Paul Guth
5/3/1910 - 29/10/1997
Le pouvoir d’attention des jeunes a considérablement diminué parce que notre civilisation de consommation les gave automatiquement, comme nous tous, sans exiger d’eux des réactions de refus ou de choix. D’où, nausée, ingratitude, ennui. Pour restaurer la fraîcheur, l’appétit, apprendre aux jeunes à voir, à entendre, à toucher, à sentir par toutes les méthodes les plus ingénieuses et les plus révigorantes qui rendent à l’enseignement sa nature excitante de jeu, préparant au jeu de la vie.
Ne développer l’esprit critique, indispensable à la liberté, qu’en lui donnant, chaque fois, une contrepartie supérieur d’enthusiasme et d’admiration, indispensable à la création et à la joie de la vie. Comme les coureurs automobiles, utiliser l’accélérateur plus que le frein.
Chez les écrivains et les savants, en ne séparant jamais l’homme de l’oeuvre, souligner l’énergie créatrice, la volonté, l’abnégation, la lutte incessante, en eux et hors d’eux, contre l’apathie, l’indifférence, le conformisme, l’égoïsme. Considérer la littérature et les sciences comme un object de délectation ou d’utilité, mais surtout comme le fruit de l’héroïsme vital des créateurs, qui doit devenir contagieux.
Montrer le merveilleux du monde moderne, dans les sciences, les techniques, la vie courante. Il s’ajoute au merveilleux païen et au merveilleux chrétien des anciennes épopées. Il devrait inspirer une exaltante joie de vivre et de créer.
Souligner le long des études, dans toutes les matières, sur un ton adapté à chaque âge, que la culture ne sert pas seulement à passer des examens et à conquérir une situation, mais qu’elle aide à la conquête de soi, au bonheur personnel, au progrès de notre pays et de tous les autres.
Relier par un interne courant de connivence le passé, le présent, l’avenir, sans craindre de bousculer un respect stérile. Comparer sans cesse les faits et les êtres du passé à ceux de notre actualité.

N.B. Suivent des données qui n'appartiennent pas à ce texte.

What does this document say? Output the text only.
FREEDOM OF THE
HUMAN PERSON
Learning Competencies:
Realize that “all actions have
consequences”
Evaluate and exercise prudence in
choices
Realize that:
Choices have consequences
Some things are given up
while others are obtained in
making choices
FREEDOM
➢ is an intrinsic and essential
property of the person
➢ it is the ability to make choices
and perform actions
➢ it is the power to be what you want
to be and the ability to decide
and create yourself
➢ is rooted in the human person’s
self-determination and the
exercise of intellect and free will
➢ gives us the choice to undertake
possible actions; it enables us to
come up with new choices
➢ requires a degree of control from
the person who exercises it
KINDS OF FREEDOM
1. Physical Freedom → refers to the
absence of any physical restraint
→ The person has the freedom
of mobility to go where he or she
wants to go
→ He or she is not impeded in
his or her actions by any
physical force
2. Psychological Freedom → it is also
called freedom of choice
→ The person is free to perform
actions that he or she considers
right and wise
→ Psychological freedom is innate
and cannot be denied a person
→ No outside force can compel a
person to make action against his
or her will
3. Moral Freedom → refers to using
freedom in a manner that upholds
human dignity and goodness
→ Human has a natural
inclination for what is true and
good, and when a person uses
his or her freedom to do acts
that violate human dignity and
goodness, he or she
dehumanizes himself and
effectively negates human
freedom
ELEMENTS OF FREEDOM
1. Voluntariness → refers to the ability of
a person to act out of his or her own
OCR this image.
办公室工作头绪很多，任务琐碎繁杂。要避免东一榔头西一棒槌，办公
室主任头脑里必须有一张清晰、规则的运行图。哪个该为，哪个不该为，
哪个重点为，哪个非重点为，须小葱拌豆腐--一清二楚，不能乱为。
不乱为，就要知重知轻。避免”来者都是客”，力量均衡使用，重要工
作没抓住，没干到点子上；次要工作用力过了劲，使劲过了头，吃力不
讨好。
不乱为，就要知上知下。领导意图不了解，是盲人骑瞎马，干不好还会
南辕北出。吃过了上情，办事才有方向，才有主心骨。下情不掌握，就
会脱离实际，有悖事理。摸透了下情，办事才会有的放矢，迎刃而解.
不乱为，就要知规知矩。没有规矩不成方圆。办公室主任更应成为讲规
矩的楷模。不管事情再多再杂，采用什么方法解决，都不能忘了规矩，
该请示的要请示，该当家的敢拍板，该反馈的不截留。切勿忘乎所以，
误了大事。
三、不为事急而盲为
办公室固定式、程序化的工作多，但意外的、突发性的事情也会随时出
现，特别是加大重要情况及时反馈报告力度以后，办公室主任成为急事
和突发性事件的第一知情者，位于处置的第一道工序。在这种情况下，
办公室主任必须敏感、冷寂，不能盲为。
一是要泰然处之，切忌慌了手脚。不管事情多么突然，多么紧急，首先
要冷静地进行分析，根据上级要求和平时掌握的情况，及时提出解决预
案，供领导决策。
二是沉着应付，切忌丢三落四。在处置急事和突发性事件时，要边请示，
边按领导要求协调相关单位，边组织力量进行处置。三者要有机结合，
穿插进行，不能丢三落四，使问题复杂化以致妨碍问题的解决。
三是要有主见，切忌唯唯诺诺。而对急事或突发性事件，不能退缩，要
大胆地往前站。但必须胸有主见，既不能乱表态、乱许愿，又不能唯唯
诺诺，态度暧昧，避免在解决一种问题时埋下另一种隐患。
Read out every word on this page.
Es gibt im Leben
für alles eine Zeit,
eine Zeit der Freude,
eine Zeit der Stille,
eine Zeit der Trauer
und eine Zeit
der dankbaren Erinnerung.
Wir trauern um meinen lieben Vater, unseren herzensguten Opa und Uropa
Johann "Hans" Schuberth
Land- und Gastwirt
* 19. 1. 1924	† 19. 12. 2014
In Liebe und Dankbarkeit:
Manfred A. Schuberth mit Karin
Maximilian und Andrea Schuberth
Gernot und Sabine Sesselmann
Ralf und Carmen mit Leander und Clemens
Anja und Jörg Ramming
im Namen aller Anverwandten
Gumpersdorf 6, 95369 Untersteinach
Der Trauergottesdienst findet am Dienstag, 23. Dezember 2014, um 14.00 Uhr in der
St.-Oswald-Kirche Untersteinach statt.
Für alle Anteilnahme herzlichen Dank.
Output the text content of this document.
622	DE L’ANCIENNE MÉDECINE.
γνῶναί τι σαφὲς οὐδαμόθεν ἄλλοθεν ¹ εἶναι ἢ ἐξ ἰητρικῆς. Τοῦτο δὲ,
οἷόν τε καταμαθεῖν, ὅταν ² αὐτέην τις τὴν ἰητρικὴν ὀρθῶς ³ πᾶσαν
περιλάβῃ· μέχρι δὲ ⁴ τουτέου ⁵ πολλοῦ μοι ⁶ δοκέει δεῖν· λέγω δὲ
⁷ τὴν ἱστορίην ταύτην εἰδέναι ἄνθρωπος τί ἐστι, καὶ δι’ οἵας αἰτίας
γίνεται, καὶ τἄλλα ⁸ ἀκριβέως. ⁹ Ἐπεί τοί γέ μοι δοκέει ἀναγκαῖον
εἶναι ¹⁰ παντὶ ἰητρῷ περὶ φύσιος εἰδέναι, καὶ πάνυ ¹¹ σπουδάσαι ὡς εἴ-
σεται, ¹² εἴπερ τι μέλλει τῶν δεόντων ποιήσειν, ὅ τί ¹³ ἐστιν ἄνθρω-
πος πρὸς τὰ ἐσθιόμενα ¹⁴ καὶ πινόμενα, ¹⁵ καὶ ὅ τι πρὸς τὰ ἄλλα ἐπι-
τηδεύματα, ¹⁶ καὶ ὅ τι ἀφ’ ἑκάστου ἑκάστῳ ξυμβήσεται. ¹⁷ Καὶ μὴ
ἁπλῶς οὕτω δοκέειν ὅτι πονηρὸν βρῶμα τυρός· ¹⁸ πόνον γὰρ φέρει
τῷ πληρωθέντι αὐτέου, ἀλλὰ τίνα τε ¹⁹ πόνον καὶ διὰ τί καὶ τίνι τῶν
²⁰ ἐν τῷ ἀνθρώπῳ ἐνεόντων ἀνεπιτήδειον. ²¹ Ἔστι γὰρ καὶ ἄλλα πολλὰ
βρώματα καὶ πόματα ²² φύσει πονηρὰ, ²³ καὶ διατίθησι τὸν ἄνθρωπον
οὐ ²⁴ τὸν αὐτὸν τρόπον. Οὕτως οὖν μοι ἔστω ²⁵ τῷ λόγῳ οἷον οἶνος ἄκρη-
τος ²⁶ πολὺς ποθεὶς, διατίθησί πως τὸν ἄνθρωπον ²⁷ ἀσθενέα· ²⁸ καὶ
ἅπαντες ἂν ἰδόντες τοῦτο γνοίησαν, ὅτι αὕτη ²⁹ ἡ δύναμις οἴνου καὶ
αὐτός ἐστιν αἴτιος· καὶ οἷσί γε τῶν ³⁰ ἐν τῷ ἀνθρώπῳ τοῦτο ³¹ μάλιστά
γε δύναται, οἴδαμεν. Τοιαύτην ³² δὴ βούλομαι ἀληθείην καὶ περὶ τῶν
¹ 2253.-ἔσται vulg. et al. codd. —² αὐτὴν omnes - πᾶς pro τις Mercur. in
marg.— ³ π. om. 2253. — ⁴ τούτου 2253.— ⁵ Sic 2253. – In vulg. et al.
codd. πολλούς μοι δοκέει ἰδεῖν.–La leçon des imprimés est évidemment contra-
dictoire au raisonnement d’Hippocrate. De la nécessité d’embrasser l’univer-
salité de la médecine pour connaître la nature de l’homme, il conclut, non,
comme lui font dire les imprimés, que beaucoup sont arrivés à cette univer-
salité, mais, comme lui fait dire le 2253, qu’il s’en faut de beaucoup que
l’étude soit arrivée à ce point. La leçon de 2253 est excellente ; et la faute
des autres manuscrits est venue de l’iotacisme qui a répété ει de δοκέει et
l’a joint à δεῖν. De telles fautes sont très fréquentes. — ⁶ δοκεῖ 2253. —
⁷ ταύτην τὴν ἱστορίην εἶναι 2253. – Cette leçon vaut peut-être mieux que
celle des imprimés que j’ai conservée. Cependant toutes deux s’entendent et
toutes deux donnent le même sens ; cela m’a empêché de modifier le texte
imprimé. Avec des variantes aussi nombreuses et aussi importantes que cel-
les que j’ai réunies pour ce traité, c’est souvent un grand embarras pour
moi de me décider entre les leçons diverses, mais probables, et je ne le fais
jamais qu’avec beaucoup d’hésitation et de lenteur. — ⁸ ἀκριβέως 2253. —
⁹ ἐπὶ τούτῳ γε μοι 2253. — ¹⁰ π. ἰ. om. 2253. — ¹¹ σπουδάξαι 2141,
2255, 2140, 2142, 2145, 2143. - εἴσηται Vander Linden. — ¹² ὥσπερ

Instituer une sorte d’auto-examen perpétuel. Quand le maître corrige un exercise écrit ou oral, qu’il fasse trouver par l’élève ce qu’il y a de bon et de mauvais dans son propre exercise et dans l’exercise de quelques-uns de ses camarades.
Développer dans chaque élève le respect de la liberté et de la pensée de ses camarades. Créer une émulation à base moins d’agressivité que de loyauté sportive.
Que les maîtres fassent sentir qu’ils pratiquent, dans l’Université, une neutralité ardante, plus passionnée, plus héroïque, plus engagée, que bien des prétendus engagements, qui ne sont souvent que des masques de conformisme.
En chaque matière, insister sur l’interaction, sur la solidarité des individus et des classes sociales dans notre pays et des differents pays entre eux.
Développer, dans la pratique, une chevalerie de l’entraide, en associant régulièrement les jeunes à des travaux de secours ou d’utilité publique: aide aux vieillards, aux économiquement faibles, aux accidentés de la route, restauration des monuments.
Associer, pour tous les élèves, le sport et le travail manuel à la culture intellectuelle, en insistant sur la noblesse et sur les qualités de caractère et d’esprit qu’ils développent.
Créer un civisme qui ne soit ni partisan, ni bénisseur, ni chauvin, et qui naîtra de la lumière projetée dans toutes les matières, sur l’énergie et sur l’union qu’il a fallu à la France et aux Français pour s’adapter, au cours des siècles, sans perdre leur caractère, aux changements de l’Europe et du monde. Un civisme national, européen, planetaire.